Finalement, le  Tribunal fédéral examine si les conditions d’une restriction des potentielles prétentions du défendeur selon l’ALCP, telles que définies à l’art. 5 Annexe I ALCP, sont remplies. Cette disposition exige une mise en danger suffisamment grave et actuelle de l’ordre public par la personne étrangère concernée. Ainsi, dans le cadre d’une condamnation pénale passée, c’est le risque de récidive qui est décisif. En l’espèce, bien que le défendeur ait une certaine carrière criminelle derrière lui (il avait déjà commis plusieurs infractions en Allemagne une quinzaine d’années auparavant), le Tribunal fédéral considère qu’il ne représente pas actuellement une menace concrète pour l’ordre public, compte tenu du retrait de son autorisation d’exercer en tant que médecin – qui avait facilité, sinon permis son comportement criminel – et de son âge désormais avancé.

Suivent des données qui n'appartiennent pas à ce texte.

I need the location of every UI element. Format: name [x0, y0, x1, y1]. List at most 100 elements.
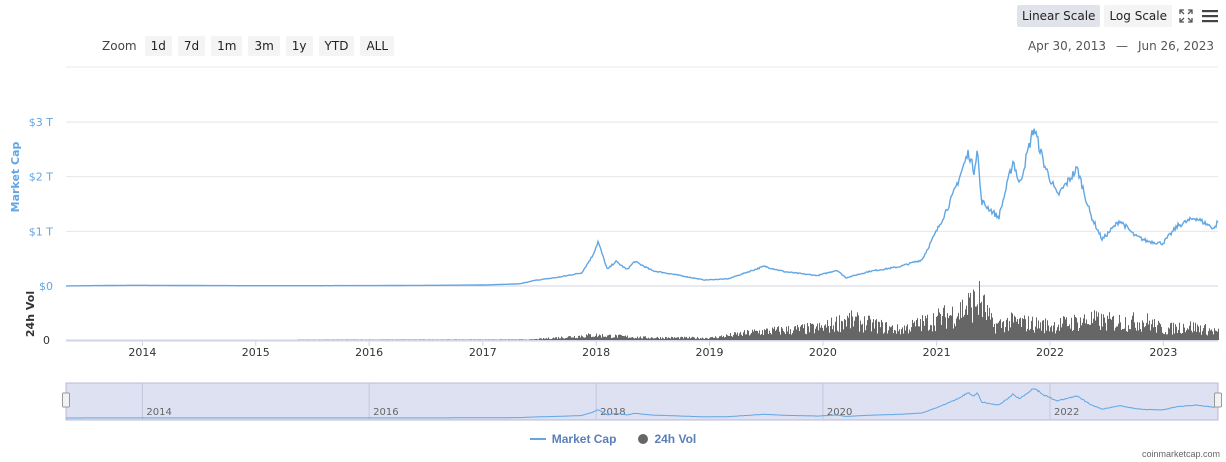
volume-bar: [870, 319, 871, 340]
volume-bar: [677, 337, 678, 340]
volume-bar: [1052, 331, 1053, 340]
volume-bar: [847, 315, 848, 340]
volume-bar: [950, 315, 951, 340]
volume-bar: [1112, 316, 1113, 340]
volume-bar: [609, 334, 610, 340]
fullscreen-icon[interactable]: [1176, 6, 1196, 26]
volume-bar: [927, 314, 928, 340]
volume-bar: [653, 338, 654, 340]
volume-bar: [701, 338, 702, 340]
volume-bar: [923, 321, 924, 340]
volume-bar: [1185, 332, 1186, 340]
volume-bar: [509, 339, 510, 340]
volume-bar: [642, 338, 643, 340]
zoom-all-button[interactable]: ALL: [360, 36, 395, 56]
zoom-7d-button[interactable]: 7d: [177, 36, 206, 56]
volume-bar: [928, 330, 929, 340]
volume-bar: [903, 333, 904, 340]
range-to[interactable]: Jun 26, 2023: [1137, 39, 1214, 53]
volume-bar: [644, 336, 645, 340]
volume-bar: [606, 337, 607, 340]
volume-bar: [1155, 327, 1156, 340]
volume-bar: [1014, 315, 1015, 340]
volume-bar: [659, 339, 660, 340]
volume-bar: [607, 335, 608, 340]
volume-bar: [801, 325, 802, 340]
volume-bar: [947, 313, 948, 340]
volume-bar: [996, 323, 997, 340]
volume-bar: [1129, 329, 1130, 340]
volume-bar: [1076, 317, 1077, 340]
volume-bar: [645, 336, 646, 340]
volume-bar: [753, 331, 754, 340]
log-scale-button[interactable]: Log Scale: [1104, 5, 1172, 27]
volume-bar: [844, 319, 845, 340]
navigator-right-handle[interactable]: [1214, 392, 1222, 408]
volume-bar: [667, 338, 668, 340]
volume-bar: [810, 323, 811, 340]
zoom-1m-button[interactable]: 1m: [211, 36, 243, 56]
volume-bar: [934, 325, 935, 340]
volume-bar: [943, 307, 944, 340]
volume-bar: [1048, 325, 1049, 340]
volume-bar: [1205, 324, 1206, 340]
x-tick-label: 2015: [242, 346, 270, 359]
volume-bar: [889, 326, 890, 340]
volume-bar: [718, 337, 719, 340]
zoom-3m-button[interactable]: 3m: [248, 36, 280, 56]
navigator[interactable]: 2014 2016 2018 2020 2022: [62, 382, 1222, 421]
legend-24h-vol[interactable]: 24h Vol: [638, 432, 696, 446]
volume-bar: [1211, 329, 1212, 340]
volume-bar: [775, 330, 776, 340]
hamburger-menu-icon[interactable]: [1200, 6, 1220, 26]
volume-bar: [1130, 329, 1131, 340]
volume-bar: [547, 338, 548, 340]
volume-bar: [692, 336, 693, 340]
volume-bar: [912, 319, 913, 340]
volume-bar: [890, 327, 891, 340]
volume-bar: [871, 331, 872, 340]
navigator-left-handle[interactable]: [62, 392, 70, 408]
range-from[interactable]: Apr 30, 2013: [1027, 39, 1106, 53]
volume-bar: [899, 329, 900, 340]
linear-scale-button[interactable]: Linear Scale: [1017, 5, 1101, 27]
volume-bar: [602, 334, 603, 340]
volume-bar: [995, 333, 996, 340]
volume-bar: [1117, 326, 1118, 340]
volume-bar: [797, 324, 798, 340]
volume-bar: [633, 337, 634, 340]
navigator-tick-label: 2020: [827, 407, 852, 418]
volume-bar: [652, 337, 653, 340]
zoom-1y-button[interactable]: 1y: [285, 36, 313, 56]
volume-bar: [1027, 328, 1028, 340]
volume-bar: [1145, 326, 1146, 340]
volume-bar: [1167, 334, 1168, 340]
volume-bar: [1189, 325, 1190, 340]
volume-bar: [885, 322, 886, 340]
volume-bar: [1019, 318, 1020, 340]
zoom-1d-button[interactable]: 1d: [144, 36, 172, 56]
volume-bar: [623, 336, 624, 340]
zoom-ytd-button[interactable]: YTD: [318, 36, 355, 56]
volume-bar: [783, 331, 784, 340]
volume-bar: [581, 335, 582, 340]
volume-bar: [1218, 328, 1219, 340]
volume-bar: [799, 331, 800, 340]
volume-bar: [1190, 321, 1191, 340]
volume-bar: [600, 335, 601, 340]
volume-bar: [676, 337, 677, 340]
volume-bar: [713, 337, 714, 340]
volume-bar: [1157, 325, 1158, 340]
volume-bar: [658, 337, 659, 340]
volume-bar: [1181, 333, 1182, 340]
volume-bar: [760, 334, 761, 340]
volume-bar: [638, 338, 639, 340]
volume-bar: [746, 334, 747, 340]
volume-bar: [672, 337, 673, 340]
volume-bar: [768, 334, 769, 340]
volume-bar: [731, 336, 732, 340]
volume-bar: [1087, 324, 1088, 340]
volume-bar: [1085, 323, 1086, 340]
legend-market-cap[interactable]: Market Cap: [529, 432, 616, 446]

Le Tribunal fédéral conclut que les conditions pour une restriction des droits de libre circulation de l’intéressé, telles qu’énoncées à l’art. 5 Annexe I ALCP, ne sont pas remplies. Partant, dans l’hypothèse où le défendeur pourrait tirer de l’ALCP un droit de séjour, son renvoi de Suisse violerait cet accord.

Par conséquent, le Tribunal fédéral admet partiellement le recours du SEM, qui succombe pour l’essentiel, et renvoie la cause à l’instance précédente.